A eficácia dos exercícios de fortalecimento dos músculos do pavimento pélvico são conhecidos para prevenir e tratar a incontinência urinária.
Fátima Sancho revela que «exercitar o períneo é tão importante como manter em forma qualquer outro músculo do corpo. Uma mulher, se conseguir, deve fazer os exercícios do períneo quatro ou cinco vezes seguidas, sendo que o ideal seria realizá-los seis a oito vezes durante o dia, três vezes por semana, numa fase inicial. Qualquer programa de treino destes músculos deve ser personalizado, pelo que o fisioterapeuta terá de avaliar o doente e estabelecer qual o mais adequado para a pessoa em questão».
70% das pessoas que praticam regularmente este tipo de exercícios recuperam totalmente o controlo da bexiga.
A especialista conclui que «a primeira abordagem, que deveria ser oferecida a qualquer pessoa com perdas de urina, poderia ser este tipo de tratamento dito conservador, ou seja, o ensino de exercícios e cuidados de higiene e alimentar. Segundo as guidelines internacionais, esta teria de ser sempre a primeira abordagem a ser utilizada».
81,6% dos portugueses receiam sofrer de IU
De acordo com um estudo realizado pela Spirituc, com o apoio da Associação Portuguesa de Urologia (APU), da Associação Portuguesa de Neuro-Urologia e Uroginecologia (APNUG) e da TENA, 81,6% dos portugueses têm receio de sofrer de incontinência urinária.
O estudo revela que a esmagadora maioria das pessoas já ouviu falar em perdas de urina (90,7%) e acredita que estas resultam de uma disfunção do sistema urinário ou são um fenómeno natural causado pelo aumento da idade.

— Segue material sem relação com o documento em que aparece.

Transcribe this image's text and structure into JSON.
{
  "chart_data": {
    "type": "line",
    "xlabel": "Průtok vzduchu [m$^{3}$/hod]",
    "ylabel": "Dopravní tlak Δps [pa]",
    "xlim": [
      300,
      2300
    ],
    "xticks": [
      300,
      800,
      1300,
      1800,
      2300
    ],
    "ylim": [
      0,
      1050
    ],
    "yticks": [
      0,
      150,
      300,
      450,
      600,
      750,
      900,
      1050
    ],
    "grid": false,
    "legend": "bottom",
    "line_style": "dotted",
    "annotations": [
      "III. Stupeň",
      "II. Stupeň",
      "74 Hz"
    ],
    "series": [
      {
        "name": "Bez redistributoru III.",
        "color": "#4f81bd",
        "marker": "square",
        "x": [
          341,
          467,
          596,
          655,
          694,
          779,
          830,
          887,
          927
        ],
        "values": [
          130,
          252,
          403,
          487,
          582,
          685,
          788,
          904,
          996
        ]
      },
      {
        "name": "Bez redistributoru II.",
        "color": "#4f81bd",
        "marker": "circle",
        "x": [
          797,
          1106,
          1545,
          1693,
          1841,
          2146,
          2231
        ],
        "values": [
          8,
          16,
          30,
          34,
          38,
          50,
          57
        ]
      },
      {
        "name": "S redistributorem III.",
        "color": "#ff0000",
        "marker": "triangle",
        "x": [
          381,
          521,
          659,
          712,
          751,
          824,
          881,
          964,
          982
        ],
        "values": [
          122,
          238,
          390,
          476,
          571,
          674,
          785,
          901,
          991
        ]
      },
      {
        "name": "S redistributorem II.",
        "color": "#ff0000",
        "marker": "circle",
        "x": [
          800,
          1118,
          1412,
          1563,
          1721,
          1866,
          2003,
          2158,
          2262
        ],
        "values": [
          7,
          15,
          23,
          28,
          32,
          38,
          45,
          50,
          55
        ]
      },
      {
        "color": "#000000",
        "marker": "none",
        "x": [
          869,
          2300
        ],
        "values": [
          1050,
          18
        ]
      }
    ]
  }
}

A amostra do estudo permite também averiguar que mais de metade dos incontinentes entrevistados (57%) sofre de incontinência de esforço, que se caracteriza pela reduzida intensidade das perdas, quer em volume, quer na frequência, uma vez que as perdas de urina acontecem associadas a esforços físicos como rir, espirrar, tossir ou carregar objectos.
Através do estudo, também foi possível observar que 31% dos portugueses precisam de mais informação sobre este problema, enquanto 58,8% afirmaram já ter realizado tratamento para a incontinência, nomeadamente com idas a consultas médicas.
Para além deste estudo, a TENA desenvolveu um segundo trabalho para tentar recolher dados relativos à percepção das portuguesas sobre a incontinência, os seus conhecimentos e falsas percepções.
Mais de metade da população feminina confirma sofrer de perdas de urina durante a prática de desporto (58,5%). A grande maioria afirma desconhecer que essas fugas podem ser indicadoras de um desequilíbrio entre o par abdómen-períneo e, consequentemente, de incontinência urinária.
O estudo demonstra também que, das mulheres que confirmam já ter experienciado perdas de urina na actividade desportiva, cerca de 69% tomam precauções utilizando protecções específicas, minorando assim o incómodo da fuga, 26% recorreram a tratamentos médicos e 6% deixaram de praticar desporto. Revela ainda que, destas mulheres, apenas 3,1% fizeram exercícios ao nível do períneo.